BBC Top Gear Magazine

BACK IN BLACK

Black cases used to indicate that a watch was cheap. Not any more...

- Richard Holt

How important is colour when you are buying a car? If you have enough interest in the things to read a car magazine, colour probably isn’t top of your priority list. When someone starts by asking what colour a car is, you know that they are unlikely to follow it up with questions about horsepower and diffs. The same goes for watches. If you ask a collector what that they are looking for at a watch auction, they never say “Red ones.”

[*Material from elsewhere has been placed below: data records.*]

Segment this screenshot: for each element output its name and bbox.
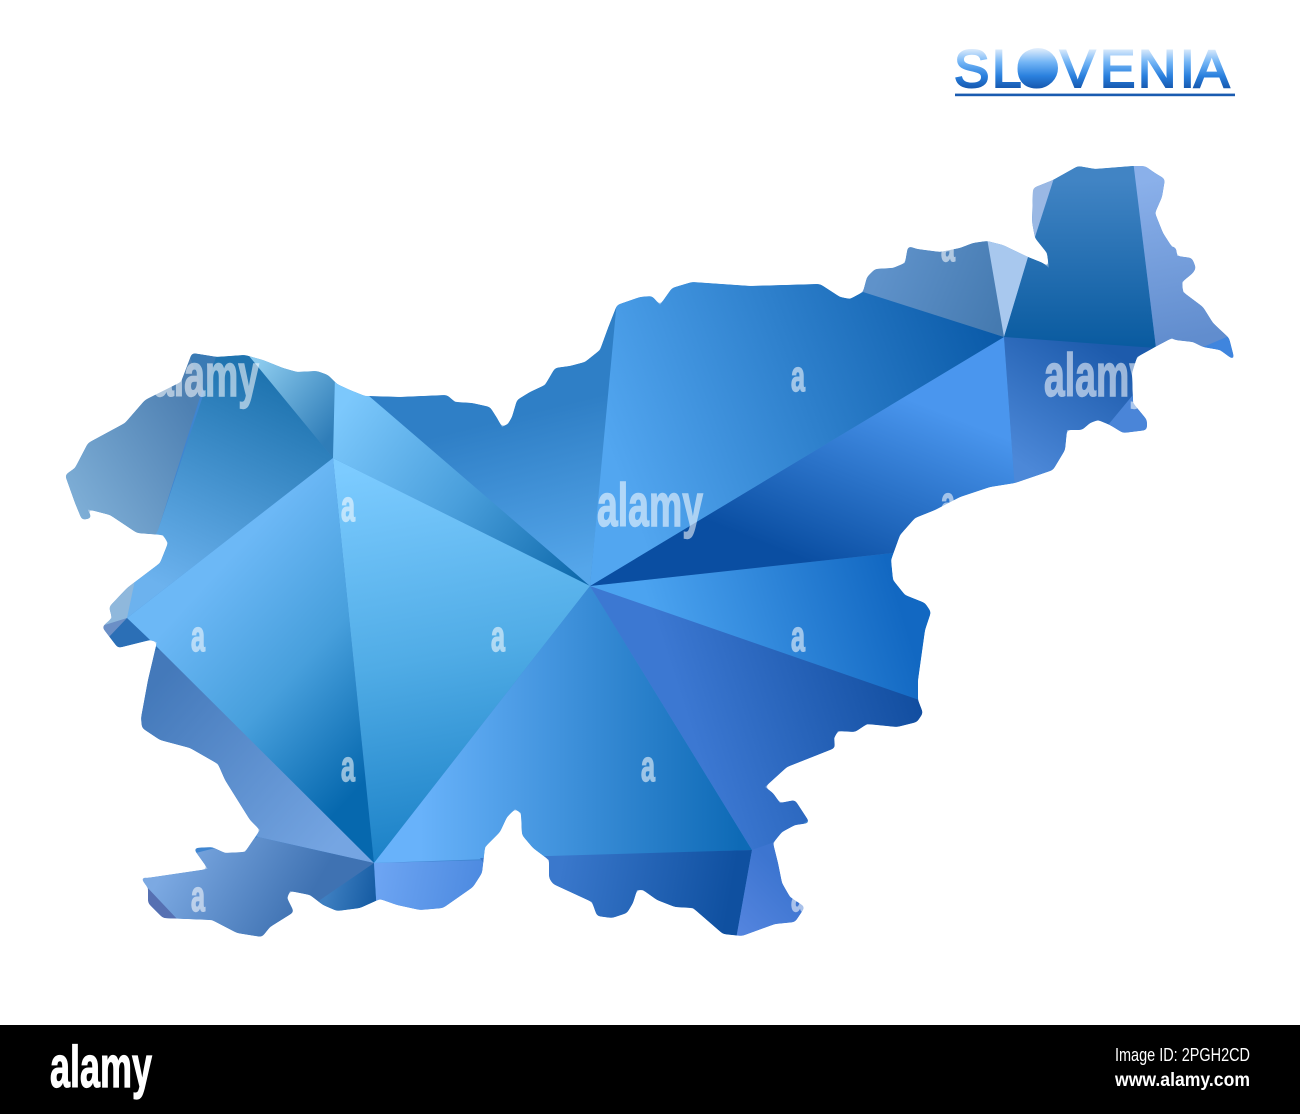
watermark: alamy on map: a [191, 612, 205, 661]
facet: north sliver [1032, 180, 1054, 240]
watermark: alamy on map: a [791, 352, 805, 401]
title: SLOVENIA: SLOVENIA [954, 40, 1230, 99]
facet: northwest top sliver [190, 354, 245, 392]
facet: northwest dull [66, 354, 213, 535]
facet: northwest main [100, 345, 333, 640]
watermark: alamy on map: a [641, 742, 655, 791]
facet: east [590, 553, 935, 702]
facet: east-northeast [590, 337, 1015, 586]
facet: southeast large [590, 586, 930, 850]
watermark: alamy on map: alamy [597, 472, 703, 539]
footer image id: Image ID: 2PGH2CD [1115, 1045, 1250, 1065]
facet: south coast light [374, 860, 490, 915]
facet: istria edge [148, 888, 176, 918]
facet: istria [142, 836, 374, 936]
facet: north centre [362, 290, 620, 586]
facet: northern triangle [247, 356, 336, 458]
watermark: alamy on map: a [791, 872, 805, 921]
facet: west tip grey [103, 618, 126, 640]
facet: lower northeast [1004, 337, 1156, 490]
footer band [0, 1025, 1300, 1114]
facet: south dark [480, 850, 752, 945]
facet: upper wedge [333, 375, 590, 586]
footer url: www.alamy.com [1114, 1070, 1250, 1091]
facet: centre west [333, 458, 590, 863]
watermark: alamy on map: a [791, 612, 805, 661]
watermark: alamy on map: alamy [153, 342, 259, 409]
facet: west tip dark [108, 618, 160, 655]
watermark: alamy on map [153, 222, 1150, 921]
facet: far northeast main [1004, 160, 1156, 362]
footer logo: alamy: alamy [50, 1035, 152, 1100]
facet: east tip [1202, 336, 1234, 358]
watermark: alamy on map: a [941, 478, 955, 527]
facet: southwest upper [120, 650, 374, 863]
watermark: alamy on map: a [491, 612, 505, 661]
map: Slovenia low-poly [40, 150, 1250, 950]
facet: west tip light [103, 582, 134, 630]
facet: northern strip [862, 241, 1004, 337]
facet: north-northeast [590, 275, 1004, 586]
watermark: alamy on map: a [941, 222, 955, 271]
facet: west large [127, 458, 374, 863]
watermark: alamy on map: a [341, 742, 355, 791]
facet: far east [1134, 166, 1231, 348]
watermark: alamy on map: alamy [1044, 342, 1150, 409]
facet: southeast small [734, 837, 804, 936]
facet: coastal dark [318, 863, 378, 911]
facet: bottom right tip [1106, 394, 1147, 433]
watermark: alamy on map: a [191, 872, 205, 921]
watermark: alamy on map: a [341, 482, 355, 531]
facet: pale sliver [987, 238, 1030, 337]
facet: south centre [374, 586, 752, 863]
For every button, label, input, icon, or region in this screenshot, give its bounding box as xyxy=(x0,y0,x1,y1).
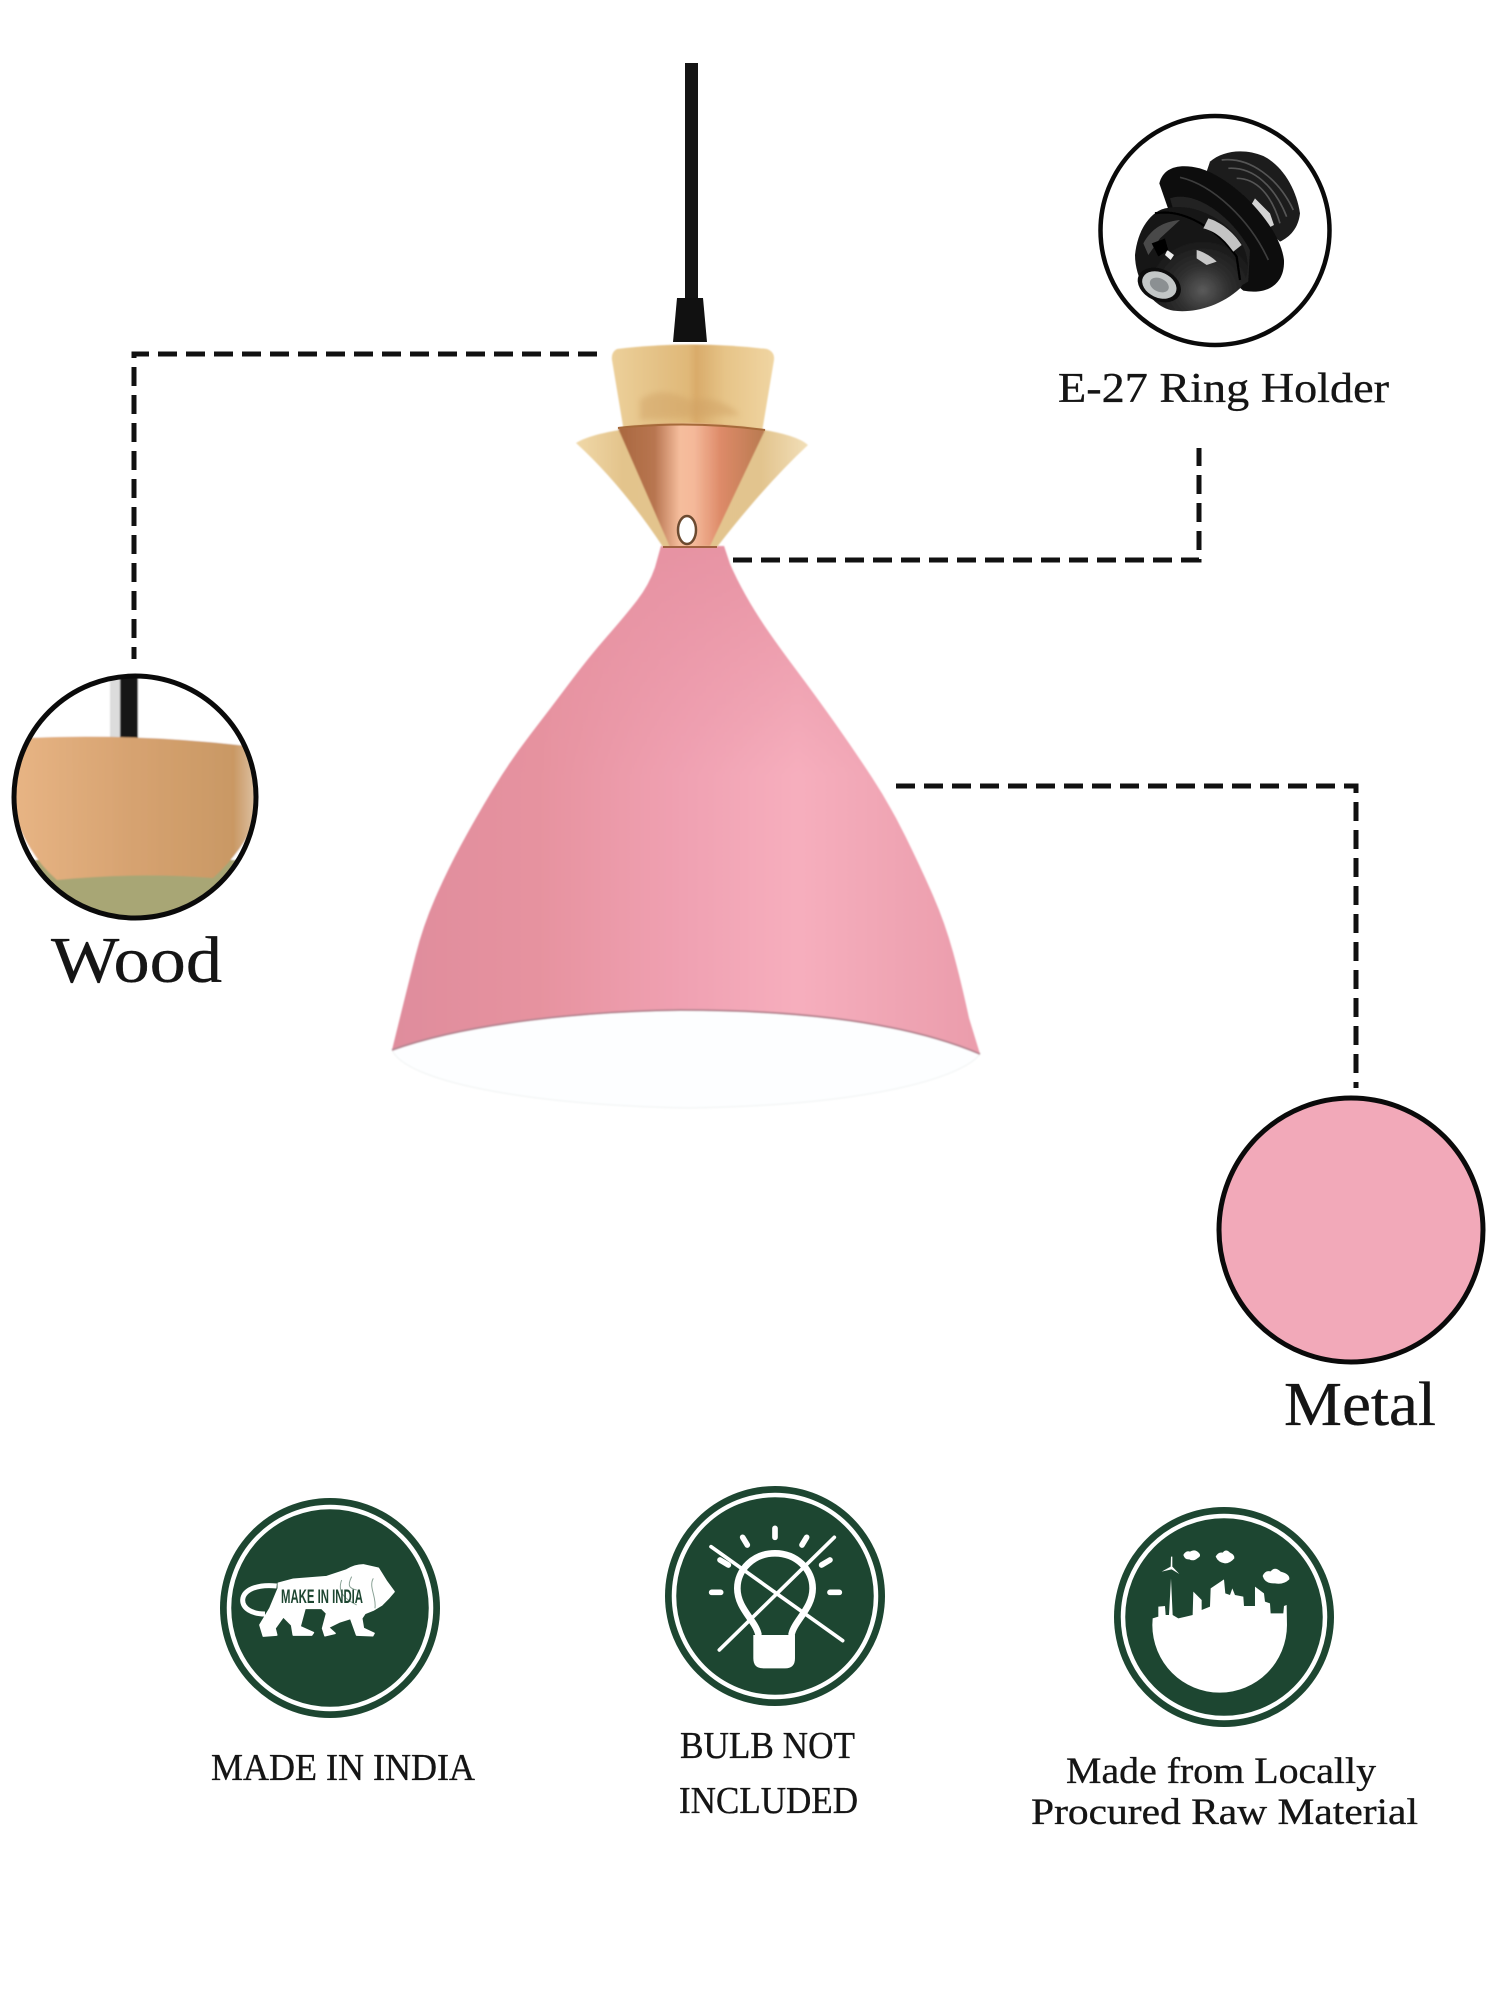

That’s not to say that colour isn’t important. And the coolest colour is black. Imagine David Hasselhoff in Knight Rider driving a white Trans Am. It just wouldn’t have worked. What once had been the functional colour of Model T Fords, typewriter­s and Bakelite telephones, morphed into the bad boy’s colour of choice for cars from Batmobiles to AMG Blacks.

The watch industry has been slow to get itself on the black-wagon – not surprising considerin­g that the powerhouse is still Switzerlan­d, a country that does not like things to change too quickly. Until recently, black was more likely to be the functional colour of a lower-priced watch, not an effort to be stylish. But suddenly there’s lots of stealth-fighter-grade blacked-out watches.

One man who can lay a strong claim to bringing black magic to the watch market is George Bamford, grandson of the digger magnate Joseph Cyril Bamford. London-based Bamford first made a name early this century doing after-market customisat­ions of luxury watches. His signature was expertly blacking out watches that were normally stainless steel or gold. The punters couldn’t get enough of them and now Bamford does in-house customisat­ions for brands like TAG Heuer and Zenith, as well as selling his own watches.

If you worry that a black dial on a black case will make your watch less legible, don’t. The quality of luminous material is now so good that you can easily tell the time in the dark. Blacked out watches come at all prices ranges, in all kinds of styles. So colour might not be the first thing you think about – b but you have to admit that these look damn good in black.